Whelan doesn't see students fretting about the increased business aspects of clinical practice, but Navarro has seen just how unprepared some of her clients are for those challenges. In her opinion, "it's not bad for them to get a couple courses in accounting, marketing, strategic thinking. And they have to have the capacity for teamwork, the capacity to manage bureaucratic politics."

Ask Galofre whether students are taught teamwork, and he shrugs genially. "Teamwork -- that is a tough one. It deals with being socialized to the profession, which happens gradually. We can teach our students how certain things should be done, but what really changes them is when they go into a clinical situation and see it done differently. What I hear from our students is that some areas are better for teamwork; in others, people say, 'Look, I am the one who is responsible, so I will say how it should be done."

Galofre thinks "today's students are going to be much better adapted" than physicians of his own generation, which he dubs "the Romantic period of medicine. You did everything you could for the patient, and you were treated as a god." He adds candidly, with a Latin twinkle, "I would think twice to go into the system we have now.

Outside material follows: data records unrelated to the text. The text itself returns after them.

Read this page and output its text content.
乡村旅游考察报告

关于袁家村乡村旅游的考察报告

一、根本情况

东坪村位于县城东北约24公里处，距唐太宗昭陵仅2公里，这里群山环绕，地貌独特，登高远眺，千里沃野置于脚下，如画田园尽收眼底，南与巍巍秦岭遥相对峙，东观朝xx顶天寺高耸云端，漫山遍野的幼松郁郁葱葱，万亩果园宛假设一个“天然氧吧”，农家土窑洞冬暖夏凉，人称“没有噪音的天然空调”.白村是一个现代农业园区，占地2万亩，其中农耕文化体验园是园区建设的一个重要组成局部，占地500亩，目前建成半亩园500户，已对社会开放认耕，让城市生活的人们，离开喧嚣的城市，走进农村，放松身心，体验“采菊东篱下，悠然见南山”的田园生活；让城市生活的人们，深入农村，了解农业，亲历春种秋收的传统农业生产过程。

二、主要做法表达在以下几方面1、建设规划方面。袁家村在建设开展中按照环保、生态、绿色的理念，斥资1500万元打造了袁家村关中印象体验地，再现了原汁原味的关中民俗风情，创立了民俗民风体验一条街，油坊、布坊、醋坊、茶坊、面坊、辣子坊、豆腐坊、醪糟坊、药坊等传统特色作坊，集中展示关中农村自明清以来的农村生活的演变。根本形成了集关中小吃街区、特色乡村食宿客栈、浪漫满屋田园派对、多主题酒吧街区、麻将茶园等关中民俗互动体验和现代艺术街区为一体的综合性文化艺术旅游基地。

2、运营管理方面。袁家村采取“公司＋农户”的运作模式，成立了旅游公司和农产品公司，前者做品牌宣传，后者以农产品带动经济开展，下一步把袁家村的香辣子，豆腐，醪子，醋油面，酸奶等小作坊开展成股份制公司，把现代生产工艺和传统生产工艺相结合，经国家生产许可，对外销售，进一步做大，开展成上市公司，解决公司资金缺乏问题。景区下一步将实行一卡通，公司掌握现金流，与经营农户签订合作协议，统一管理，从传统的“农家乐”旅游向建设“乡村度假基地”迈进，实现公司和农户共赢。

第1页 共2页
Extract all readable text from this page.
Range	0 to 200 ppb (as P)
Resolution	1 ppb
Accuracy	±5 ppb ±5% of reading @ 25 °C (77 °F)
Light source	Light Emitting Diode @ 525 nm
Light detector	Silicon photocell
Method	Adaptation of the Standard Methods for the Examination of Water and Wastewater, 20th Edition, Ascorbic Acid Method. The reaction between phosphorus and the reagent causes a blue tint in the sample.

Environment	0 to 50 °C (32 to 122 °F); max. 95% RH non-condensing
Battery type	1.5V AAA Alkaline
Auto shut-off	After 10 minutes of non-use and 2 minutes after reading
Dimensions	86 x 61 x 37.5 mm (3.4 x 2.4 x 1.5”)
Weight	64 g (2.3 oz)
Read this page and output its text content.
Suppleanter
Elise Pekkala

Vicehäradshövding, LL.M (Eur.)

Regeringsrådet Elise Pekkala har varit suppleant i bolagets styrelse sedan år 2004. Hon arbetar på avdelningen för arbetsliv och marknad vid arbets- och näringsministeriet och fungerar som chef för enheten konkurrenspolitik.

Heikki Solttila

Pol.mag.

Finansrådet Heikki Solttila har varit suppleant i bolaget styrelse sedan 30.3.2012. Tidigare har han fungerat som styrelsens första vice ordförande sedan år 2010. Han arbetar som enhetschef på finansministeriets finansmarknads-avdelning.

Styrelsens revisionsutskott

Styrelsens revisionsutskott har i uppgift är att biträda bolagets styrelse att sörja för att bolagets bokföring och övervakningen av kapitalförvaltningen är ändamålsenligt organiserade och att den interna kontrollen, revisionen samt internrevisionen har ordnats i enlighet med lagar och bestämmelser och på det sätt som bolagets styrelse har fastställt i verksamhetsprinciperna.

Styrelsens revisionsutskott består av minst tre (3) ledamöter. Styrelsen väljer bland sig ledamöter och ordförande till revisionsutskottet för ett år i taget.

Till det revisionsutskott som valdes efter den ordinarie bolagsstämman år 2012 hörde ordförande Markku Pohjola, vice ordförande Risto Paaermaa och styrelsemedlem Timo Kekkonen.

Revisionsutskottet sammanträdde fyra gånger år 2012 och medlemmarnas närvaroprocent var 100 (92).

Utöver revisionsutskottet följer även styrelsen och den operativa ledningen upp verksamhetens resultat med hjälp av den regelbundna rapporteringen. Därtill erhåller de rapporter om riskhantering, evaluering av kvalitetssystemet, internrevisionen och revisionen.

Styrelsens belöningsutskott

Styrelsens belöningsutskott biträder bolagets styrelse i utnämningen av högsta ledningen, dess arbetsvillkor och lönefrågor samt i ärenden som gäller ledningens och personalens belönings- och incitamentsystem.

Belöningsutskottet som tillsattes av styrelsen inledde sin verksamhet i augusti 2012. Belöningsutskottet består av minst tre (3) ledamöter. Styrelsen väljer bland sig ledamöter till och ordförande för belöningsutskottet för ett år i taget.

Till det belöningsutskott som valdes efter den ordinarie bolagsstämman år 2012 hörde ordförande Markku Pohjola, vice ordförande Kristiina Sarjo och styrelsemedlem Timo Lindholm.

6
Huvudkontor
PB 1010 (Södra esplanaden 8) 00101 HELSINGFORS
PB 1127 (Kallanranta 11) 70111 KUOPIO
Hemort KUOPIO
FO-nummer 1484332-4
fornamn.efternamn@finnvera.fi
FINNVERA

"Is there going to be a difference in the interaction between patient and physician?" Galofre asks abruptly. "In some ways, that is what we are seeing. But I hope in other areas it will be even better. An HMO in the long run cannot tolerate bad medicine, because the patient comes back and back and back. So good medicine should prevail."

Search consultant Lyons travels the country, looking for signs that it will prevail. "I hear scarily few success stories," she admits. "Where good things are happening, the single common denominator is the presence of a positive physician culture. Physicians understand why they are there, what their role is. They are committed to providing the best possible care." She pauses. "That describes very few health-care forums. It does describe a large number of physician-driven group practices, because physicians feel very empowered in those settings. I also found it at a hospital where seven of the eight board members were physicians."

Does this mean physicians need the reins back? Maybe so, but Lyons warns that they won't each get their own sets. "Physicians are more powerful than ever, but not on their own," she remarks. She's weary of their individual "bellyaching, the spiral of negativity that siphons off energy year after year." Her voice brightens temporarily. "You could send them all off to a career consultant ... but I don't know that there are enough career consultants.

"Physicians really have to do some soul-searching," she concludes. "If they absolutely must have autonomy, then they need to get out of medicine.